Вике Извельской было немного стыдно. Ей казалось, что она от подбородка до щиколоток вымазана в тёмно-синей масляной краске. Дурацкий лыжный костюм был тесен, и от него чесалось всё тело.
Она уже жалела, что не осталась дома, заранее обзаведясь спасительной справкой с печатью и штампом поликлиники. Что идёт по такому влажному снегу, чувствуя всю свою мнимую неодетость.
Рядом были несносные одноклассницы. Они бросали на неё завистливые взгляды, эти взгляды касались её бюста и попы, и от этого казалось, что она и впрямь голая, как какая-нибудь героиня-подпольщица или английская леди со странным не то именем, не то прозвищем – Годива.

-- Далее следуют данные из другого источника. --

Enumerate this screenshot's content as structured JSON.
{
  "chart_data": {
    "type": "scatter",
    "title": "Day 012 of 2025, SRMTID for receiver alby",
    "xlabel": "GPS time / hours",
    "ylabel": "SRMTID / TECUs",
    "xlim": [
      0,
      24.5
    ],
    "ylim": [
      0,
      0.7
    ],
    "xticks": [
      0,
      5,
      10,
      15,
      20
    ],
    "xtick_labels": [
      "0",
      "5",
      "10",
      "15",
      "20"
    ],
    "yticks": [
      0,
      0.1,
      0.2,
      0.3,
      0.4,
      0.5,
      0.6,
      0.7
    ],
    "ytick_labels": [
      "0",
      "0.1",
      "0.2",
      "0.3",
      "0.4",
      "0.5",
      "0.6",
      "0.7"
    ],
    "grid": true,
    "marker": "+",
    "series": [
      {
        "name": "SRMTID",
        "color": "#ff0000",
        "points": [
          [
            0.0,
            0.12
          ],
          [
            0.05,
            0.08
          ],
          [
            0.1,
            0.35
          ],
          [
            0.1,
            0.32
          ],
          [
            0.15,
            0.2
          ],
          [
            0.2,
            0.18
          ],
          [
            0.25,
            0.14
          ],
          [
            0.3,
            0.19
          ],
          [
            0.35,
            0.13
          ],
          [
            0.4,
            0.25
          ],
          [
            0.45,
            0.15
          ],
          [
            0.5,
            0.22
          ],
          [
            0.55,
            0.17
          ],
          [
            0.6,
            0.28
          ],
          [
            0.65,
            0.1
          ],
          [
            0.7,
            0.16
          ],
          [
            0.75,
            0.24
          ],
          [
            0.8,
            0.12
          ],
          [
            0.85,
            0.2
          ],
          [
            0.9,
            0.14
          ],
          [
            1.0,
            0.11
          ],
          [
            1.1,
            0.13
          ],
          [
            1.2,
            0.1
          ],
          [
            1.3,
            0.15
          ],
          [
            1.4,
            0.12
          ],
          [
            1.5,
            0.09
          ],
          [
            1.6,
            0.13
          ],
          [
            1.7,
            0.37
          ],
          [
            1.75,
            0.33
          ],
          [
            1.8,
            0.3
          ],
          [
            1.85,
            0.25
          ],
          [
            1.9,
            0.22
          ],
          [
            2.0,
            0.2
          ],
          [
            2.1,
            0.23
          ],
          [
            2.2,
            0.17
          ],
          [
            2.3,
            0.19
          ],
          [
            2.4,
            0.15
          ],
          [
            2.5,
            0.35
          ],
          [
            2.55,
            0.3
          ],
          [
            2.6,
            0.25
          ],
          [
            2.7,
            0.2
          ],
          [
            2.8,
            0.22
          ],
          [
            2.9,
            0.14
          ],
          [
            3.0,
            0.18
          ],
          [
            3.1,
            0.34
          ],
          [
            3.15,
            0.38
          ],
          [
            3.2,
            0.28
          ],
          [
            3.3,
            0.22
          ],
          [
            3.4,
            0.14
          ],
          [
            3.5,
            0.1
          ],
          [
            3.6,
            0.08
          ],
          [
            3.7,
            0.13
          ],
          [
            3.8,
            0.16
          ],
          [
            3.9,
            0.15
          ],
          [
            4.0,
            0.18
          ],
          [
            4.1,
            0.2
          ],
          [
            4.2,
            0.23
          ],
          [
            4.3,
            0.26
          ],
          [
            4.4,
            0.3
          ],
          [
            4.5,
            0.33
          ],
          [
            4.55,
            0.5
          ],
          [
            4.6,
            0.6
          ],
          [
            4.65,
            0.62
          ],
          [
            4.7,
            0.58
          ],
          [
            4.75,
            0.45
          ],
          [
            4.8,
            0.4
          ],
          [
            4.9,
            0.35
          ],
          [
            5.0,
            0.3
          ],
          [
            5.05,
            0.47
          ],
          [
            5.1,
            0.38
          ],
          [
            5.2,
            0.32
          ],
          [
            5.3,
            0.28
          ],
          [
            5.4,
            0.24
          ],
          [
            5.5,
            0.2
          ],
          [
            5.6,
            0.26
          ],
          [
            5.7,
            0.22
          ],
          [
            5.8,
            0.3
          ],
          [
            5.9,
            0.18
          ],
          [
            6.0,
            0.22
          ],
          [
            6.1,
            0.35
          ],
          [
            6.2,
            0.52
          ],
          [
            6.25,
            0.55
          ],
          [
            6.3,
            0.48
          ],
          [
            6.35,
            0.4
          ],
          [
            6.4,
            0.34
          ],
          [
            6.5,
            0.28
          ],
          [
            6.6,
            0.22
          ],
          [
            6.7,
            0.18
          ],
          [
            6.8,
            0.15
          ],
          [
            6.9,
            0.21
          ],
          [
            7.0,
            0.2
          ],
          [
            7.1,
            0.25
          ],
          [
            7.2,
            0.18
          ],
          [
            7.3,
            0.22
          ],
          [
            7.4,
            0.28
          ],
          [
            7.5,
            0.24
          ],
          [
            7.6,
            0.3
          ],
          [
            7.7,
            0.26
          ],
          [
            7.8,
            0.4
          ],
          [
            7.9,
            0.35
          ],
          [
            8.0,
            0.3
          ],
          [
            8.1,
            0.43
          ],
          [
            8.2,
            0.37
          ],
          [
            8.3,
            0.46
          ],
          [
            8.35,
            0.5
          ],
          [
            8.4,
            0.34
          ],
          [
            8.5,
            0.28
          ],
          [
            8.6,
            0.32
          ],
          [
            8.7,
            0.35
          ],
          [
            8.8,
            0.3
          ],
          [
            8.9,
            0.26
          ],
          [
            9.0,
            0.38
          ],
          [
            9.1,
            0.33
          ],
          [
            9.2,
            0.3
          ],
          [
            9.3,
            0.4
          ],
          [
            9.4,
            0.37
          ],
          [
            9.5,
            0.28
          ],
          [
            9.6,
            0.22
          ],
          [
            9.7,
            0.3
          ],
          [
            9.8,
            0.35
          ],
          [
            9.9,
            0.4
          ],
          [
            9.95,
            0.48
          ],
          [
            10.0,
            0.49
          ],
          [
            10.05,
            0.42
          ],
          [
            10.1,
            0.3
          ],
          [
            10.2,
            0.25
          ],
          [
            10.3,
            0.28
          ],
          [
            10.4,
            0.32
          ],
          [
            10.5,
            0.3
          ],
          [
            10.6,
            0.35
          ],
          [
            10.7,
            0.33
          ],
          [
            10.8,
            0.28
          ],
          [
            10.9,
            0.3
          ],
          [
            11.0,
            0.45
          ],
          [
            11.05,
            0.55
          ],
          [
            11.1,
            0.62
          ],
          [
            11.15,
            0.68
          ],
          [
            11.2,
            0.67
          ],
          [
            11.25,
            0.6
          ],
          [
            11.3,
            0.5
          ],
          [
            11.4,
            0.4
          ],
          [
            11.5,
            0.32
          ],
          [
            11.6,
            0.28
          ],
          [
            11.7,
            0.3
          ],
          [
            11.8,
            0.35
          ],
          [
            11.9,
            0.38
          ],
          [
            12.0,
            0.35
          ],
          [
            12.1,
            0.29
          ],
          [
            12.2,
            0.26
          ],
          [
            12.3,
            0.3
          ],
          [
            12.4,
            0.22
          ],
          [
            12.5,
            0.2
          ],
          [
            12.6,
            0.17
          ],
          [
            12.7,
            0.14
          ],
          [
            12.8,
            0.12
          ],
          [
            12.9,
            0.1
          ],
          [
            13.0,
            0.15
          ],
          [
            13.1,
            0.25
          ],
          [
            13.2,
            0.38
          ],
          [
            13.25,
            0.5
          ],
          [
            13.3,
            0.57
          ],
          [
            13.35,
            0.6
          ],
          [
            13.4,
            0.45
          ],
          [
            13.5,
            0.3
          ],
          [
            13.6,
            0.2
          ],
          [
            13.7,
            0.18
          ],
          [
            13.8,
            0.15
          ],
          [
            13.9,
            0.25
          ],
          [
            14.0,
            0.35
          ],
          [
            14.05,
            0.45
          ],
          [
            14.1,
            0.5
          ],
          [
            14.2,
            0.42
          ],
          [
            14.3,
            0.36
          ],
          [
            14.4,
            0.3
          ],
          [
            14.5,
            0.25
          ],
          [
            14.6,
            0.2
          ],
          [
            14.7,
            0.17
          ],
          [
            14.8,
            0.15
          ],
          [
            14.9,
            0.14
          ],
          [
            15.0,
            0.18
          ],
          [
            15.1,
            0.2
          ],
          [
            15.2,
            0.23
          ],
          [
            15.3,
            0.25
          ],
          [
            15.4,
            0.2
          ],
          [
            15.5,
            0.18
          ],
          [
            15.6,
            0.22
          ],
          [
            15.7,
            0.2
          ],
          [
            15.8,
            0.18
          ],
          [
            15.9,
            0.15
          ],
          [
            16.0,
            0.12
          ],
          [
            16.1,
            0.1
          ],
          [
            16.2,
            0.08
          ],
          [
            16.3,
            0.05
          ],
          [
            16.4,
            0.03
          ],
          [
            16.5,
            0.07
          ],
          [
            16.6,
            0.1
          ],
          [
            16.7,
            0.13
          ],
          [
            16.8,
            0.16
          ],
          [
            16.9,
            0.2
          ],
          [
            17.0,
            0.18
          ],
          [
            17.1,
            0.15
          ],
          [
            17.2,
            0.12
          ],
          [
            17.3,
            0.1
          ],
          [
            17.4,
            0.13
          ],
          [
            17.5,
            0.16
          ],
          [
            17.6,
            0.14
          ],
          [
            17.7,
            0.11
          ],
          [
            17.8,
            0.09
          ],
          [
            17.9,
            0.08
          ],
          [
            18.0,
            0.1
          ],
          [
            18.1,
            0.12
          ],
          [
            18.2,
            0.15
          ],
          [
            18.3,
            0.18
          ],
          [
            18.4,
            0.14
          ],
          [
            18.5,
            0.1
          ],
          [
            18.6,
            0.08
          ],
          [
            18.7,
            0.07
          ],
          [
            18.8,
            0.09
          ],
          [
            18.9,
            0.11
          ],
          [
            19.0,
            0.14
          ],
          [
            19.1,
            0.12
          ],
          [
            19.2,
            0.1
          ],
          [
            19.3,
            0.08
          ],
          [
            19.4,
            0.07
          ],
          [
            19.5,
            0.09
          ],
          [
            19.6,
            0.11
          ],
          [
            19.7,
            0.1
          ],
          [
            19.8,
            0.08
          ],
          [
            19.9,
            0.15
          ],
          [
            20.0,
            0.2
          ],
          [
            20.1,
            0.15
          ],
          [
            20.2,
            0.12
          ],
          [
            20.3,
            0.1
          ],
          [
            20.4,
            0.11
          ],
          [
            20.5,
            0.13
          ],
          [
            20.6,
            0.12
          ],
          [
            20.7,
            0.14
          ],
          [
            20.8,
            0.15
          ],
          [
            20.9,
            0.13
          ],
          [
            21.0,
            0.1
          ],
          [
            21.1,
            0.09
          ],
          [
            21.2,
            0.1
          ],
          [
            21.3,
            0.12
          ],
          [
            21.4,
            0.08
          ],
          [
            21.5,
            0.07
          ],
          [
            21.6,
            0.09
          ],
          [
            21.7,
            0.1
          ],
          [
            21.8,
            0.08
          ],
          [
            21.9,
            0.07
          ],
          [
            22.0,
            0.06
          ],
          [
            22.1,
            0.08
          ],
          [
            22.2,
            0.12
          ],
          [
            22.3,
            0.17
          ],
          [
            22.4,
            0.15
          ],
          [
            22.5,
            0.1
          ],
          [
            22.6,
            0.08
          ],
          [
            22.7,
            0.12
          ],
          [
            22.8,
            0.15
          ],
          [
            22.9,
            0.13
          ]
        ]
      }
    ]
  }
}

Извельской было жарко. Она была готова тут же разреветься от обиды. Желание всё бросить и вернуться домой росло в её душе, как снежный ком.
Этот дурацкий кросс мог бы пройти и без её участия. Она вдруг представила, как будет идти по лыжне, как трамвай по рельсам, и впервые радостно улыбнулась.
- Вика, - окликнул её каким-то неуверенным, нарочито низким баском.
Она обернулась. Пашка Степанов – их классный физорг с сожалением смотрел на неё.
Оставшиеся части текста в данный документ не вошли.